Outro erro é pensar que a adaptação só precisa existir no veículo próprio. A regra vale para qualquer veículo conduzido. Se o condutor dirige carro de familiar, empresa, locadora ou amigo, o veículo também precisa atender às restrições da habilitação.

Também é comum confundir adaptação obrigatória com conforto. Câmbio automático, direção elétrica ou comandos especiais podem ser opcionais para alguns motoristas, mas obrigatórios para outros, quando constam na CNH.

Como evitar a infração

Para evitar a infração 505-34, o condutor deve conhecer exatamente as restrições registradas em sua habilitação. Antes de dirigir qualquer veículo, deve confirmar se ele possui as adaptações exigidas.

Quem possui restrição para câmbio automático, por exemplo, não deve dirigir veículo manual, mesmo em trajeto curto. Quem precisa de comandos manuais não deve conduzir veículo sem esse sistema, ainda que consiga fazê-lo em situação excepcional.

Também é importante manter a documentação da adaptação em ordem. Em alguns casos, alterações veiculares exigem regularização junto ao órgão de trânsito e inspeção de segurança. O veículo adaptado deve estar regularizado quando a legislação assim exigir.

Empresas, familiares e proprietários de veículos também devem ter cuidado ao permitir que uma pessoa com restrição dirija. Entregar ou permitir a condução de veículo inadequado pode gerar responsabilidade ao proprietário em enquadramentos específicos.

Diferença entre dirigir, entregar e permitir

A infração 505-34 se refere ao ato de dirigir. Portanto, o condutor é quem comete a infração.

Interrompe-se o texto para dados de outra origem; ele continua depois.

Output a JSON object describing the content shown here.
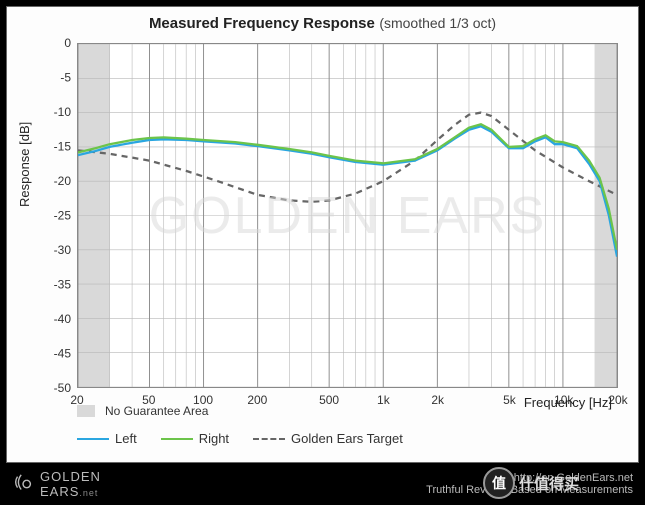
{
  "title_main": "Measured Frequency Response",
  "title_sub": "(smoothed 1/3 oct)",
  "ylabel": "Response [dB]",
  "xlabel": "Frequency [Hz]",
  "no_guarantee_label": "No Guarantee Area",
  "legend": {
    "left": "Left",
    "right": "Right",
    "target": "Golden Ears Target"
  },
  "footer": {
    "logo_top": "GOLDEN",
    "logo_bot": "EARS",
    "logo_suffix": ".net",
    "url": "http://en.GoldenEars.net",
    "tagline": "Truthful Reviews Based on Measurements"
  },
  "badge_text": "什值得买",
  "badge_char": "值",
  "watermark": "GOLDEN EARS",
  "chart": {
    "type": "line-log-x",
    "xlim": [
      20,
      20000
    ],
    "ylim": [
      -50,
      0
    ],
    "ytick_step": 5,
    "yticks": [
      0,
      -5,
      -10,
      -15,
      -20,
      -25,
      -30,
      -35,
      -40,
      -45,
      -50
    ],
    "xticks": [
      20,
      50,
      100,
      200,
      500,
      1000,
      2000,
      5000,
      10000,
      20000
    ],
    "xtick_labels": [
      "20",
      "50",
      "100",
      "200",
      "500",
      "1k",
      "2k",
      "5k",
      "10k",
      "20k"
    ],
    "minor_x": [
      20,
      30,
      40,
      50,
      60,
      70,
      80,
      90,
      100,
      200,
      300,
      400,
      500,
      600,
      700,
      800,
      900,
      1000,
      2000,
      3000,
      4000,
      5000,
      6000,
      7000,
      8000,
      9000,
      10000,
      20000
    ],
    "no_guarantee_bands": [
      [
        20,
        30
      ],
      [
        15000,
        20000
      ]
    ],
    "background_color": "#ffffff",
    "grid_color": "#b8b8b8",
    "grid_major_color": "#888888",
    "shade_color": "#d9d9d9",
    "colors": {
      "left": "#2aa6e0",
      "right": "#6cc44a",
      "target": "#666666"
    },
    "line_width": 2.2,
    "target_dash": "6,5",
    "series": {
      "left": [
        [
          20,
          -16.2
        ],
        [
          25,
          -15.6
        ],
        [
          30,
          -15.0
        ],
        [
          40,
          -14.4
        ],
        [
          50,
          -14.0
        ],
        [
          60,
          -13.9
        ],
        [
          80,
          -14.0
        ],
        [
          100,
          -14.2
        ],
        [
          150,
          -14.5
        ],
        [
          200,
          -14.9
        ],
        [
          300,
          -15.5
        ],
        [
          400,
          -16.0
        ],
        [
          500,
          -16.5
        ],
        [
          700,
          -17.2
        ],
        [
          1000,
          -17.6
        ],
        [
          1500,
          -17.0
        ],
        [
          2000,
          -15.5
        ],
        [
          2500,
          -13.8
        ],
        [
          3000,
          -12.5
        ],
        [
          3500,
          -12.0
        ],
        [
          4000,
          -12.8
        ],
        [
          5000,
          -15.2
        ],
        [
          6000,
          -15.2
        ],
        [
          7000,
          -14.2
        ],
        [
          8000,
          -13.6
        ],
        [
          9000,
          -14.6
        ],
        [
          10000,
          -14.6
        ],
        [
          12000,
          -15.2
        ],
        [
          14000,
          -17.5
        ],
        [
          16000,
          -20.0
        ],
        [
          18000,
          -25.0
        ],
        [
          20000,
          -31.0
        ]
      ],
      "right": [
        [
          20,
          -15.8
        ],
        [
          25,
          -15.2
        ],
        [
          30,
          -14.6
        ],
        [
          40,
          -14.0
        ],
        [
          50,
          -13.7
        ],
        [
          60,
          -13.6
        ],
        [
          80,
          -13.8
        ],
        [
          100,
          -14.0
        ],
        [
          150,
          -14.3
        ],
        [
          200,
          -14.7
        ],
        [
          300,
          -15.3
        ],
        [
          400,
          -15.8
        ],
        [
          500,
          -16.3
        ],
        [
          700,
          -17.0
        ],
        [
          1000,
          -17.4
        ],
        [
          1500,
          -16.8
        ],
        [
          2000,
          -15.3
        ],
        [
          2500,
          -13.6
        ],
        [
          3000,
          -12.2
        ],
        [
          3500,
          -11.7
        ],
        [
          4000,
          -12.5
        ],
        [
          5000,
          -15.0
        ],
        [
          6000,
          -14.9
        ],
        [
          7000,
          -13.9
        ],
        [
          8000,
          -13.3
        ],
        [
          9000,
          -14.2
        ],
        [
          10000,
          -14.3
        ],
        [
          12000,
          -14.9
        ],
        [
          14000,
          -17.0
        ],
        [
          16000,
          -19.5
        ],
        [
          18000,
          -24.0
        ],
        [
          20000,
          -30.0
        ]
      ],
      "target": [
        [
          20,
          -15.5
        ],
        [
          30,
          -16.0
        ],
        [
          50,
          -17.0
        ],
        [
          80,
          -18.5
        ],
        [
          120,
          -20.0
        ],
        [
          200,
          -22.0
        ],
        [
          300,
          -22.8
        ],
        [
          400,
          -23.0
        ],
        [
          500,
          -22.8
        ],
        [
          700,
          -21.8
        ],
        [
          1000,
          -20.0
        ],
        [
          1500,
          -17.0
        ],
        [
          2000,
          -14.0
        ],
        [
          2500,
          -11.8
        ],
        [
          3000,
          -10.3
        ],
        [
          3500,
          -10.0
        ],
        [
          4000,
          -10.5
        ],
        [
          5000,
          -12.5
        ],
        [
          7000,
          -15.5
        ],
        [
          10000,
          -18.0
        ],
        [
          14000,
          -20.0
        ],
        [
          20000,
          -22.0
        ]
      ]
    }
  }
}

Mas o CTB também prevê infrações para quem entrega ou permite a condução do veículo a pessoa em situação irregular. Se o proprietário está presente e entrega a direção a alguém que precisa de veículo adaptado, mas o veículo não possui a adaptação, pode haver autuação específica por entregar veículo.

Se o proprietário não está presente, mas permitiu que a pessoa tomasse posse e conduzisse o veículo, pode haver enquadramento por permitir a posse e condução.

Essa distinção é relevante porque pode haver mais de uma responsabilidade no mesmo fato: a do condutor que dirigiu irregularmente e a do proprietário que entregou ou permitiu a condução.

Perguntas e respostas

O que significa o código 505-34

Significa dirigir veículo sem as adaptações impostas por ocasião da concessão ou renovação da licença para conduzir.

A infração 505-34 é gravíssima

Sim. A infração é de natureza gravíssima, com multa e sete pontos na CNH.

O veículo pode ser retido

Sim. A medida administrativa é a retenção do veículo até a apresentação de condutor habilitado.

Quem é autuado nessa infração

O infrator é o condutor que estava dirigindo o veículo sem a adaptação exigida.

É obrigatório descrever a adaptação ausente

Sim. O auto deve informar qual adaptação exigida não existia no veículo, pois esse detalhe comprova a irregularidade.

Posso dirigir carro manual se minha CNH exige câmbio automático

Não. Se a habilitação exige câmbio automático, dirigir veículo manual caracteriza descumprimento da restrição.

A infração vale apenas para carro próprio

Não. A regra vale para qualquer veículo conduzido pelo motorista, seja próprio, alugado, emprestado ou de empresa.

Conclusão

A infração 505-34 é aplicada quando o condutor dirige veículo sem as adaptações obrigatórias registradas em sua habilitação. Ela está prevista no artigo 162, inciso VI, do CTB, é classificada como gravíssima e prevê multa, sete pontos e retenção do veículo até a apresentação de condutor habilitado.

O ponto mais importante é compreender que as adaptações impostas na CNH não são sugestões. Elas são condições legais para que aquela pessoa possa conduzir com segurança. Quando o veículo não possui a adaptação exigida, a condução se torna irregular, ainda que o condutor seja habilitado.

Para evitar problemas, o motorista deve conhecer suas restrições, conferir se o veículo atende às exigências e manter eventuais adaptações devidamente instaladas e regularizadas. A fiscalização, por sua vez, deve registrar com clareza qual adaptação estava ausente, garantindo precisão e transparência na autuação.

Mais do que uma penalidade, essa regra existe para proteger vidas e assegurar que todos possam circular no trânsito com segurança, responsabilidade e respeito às condições individuais de condução.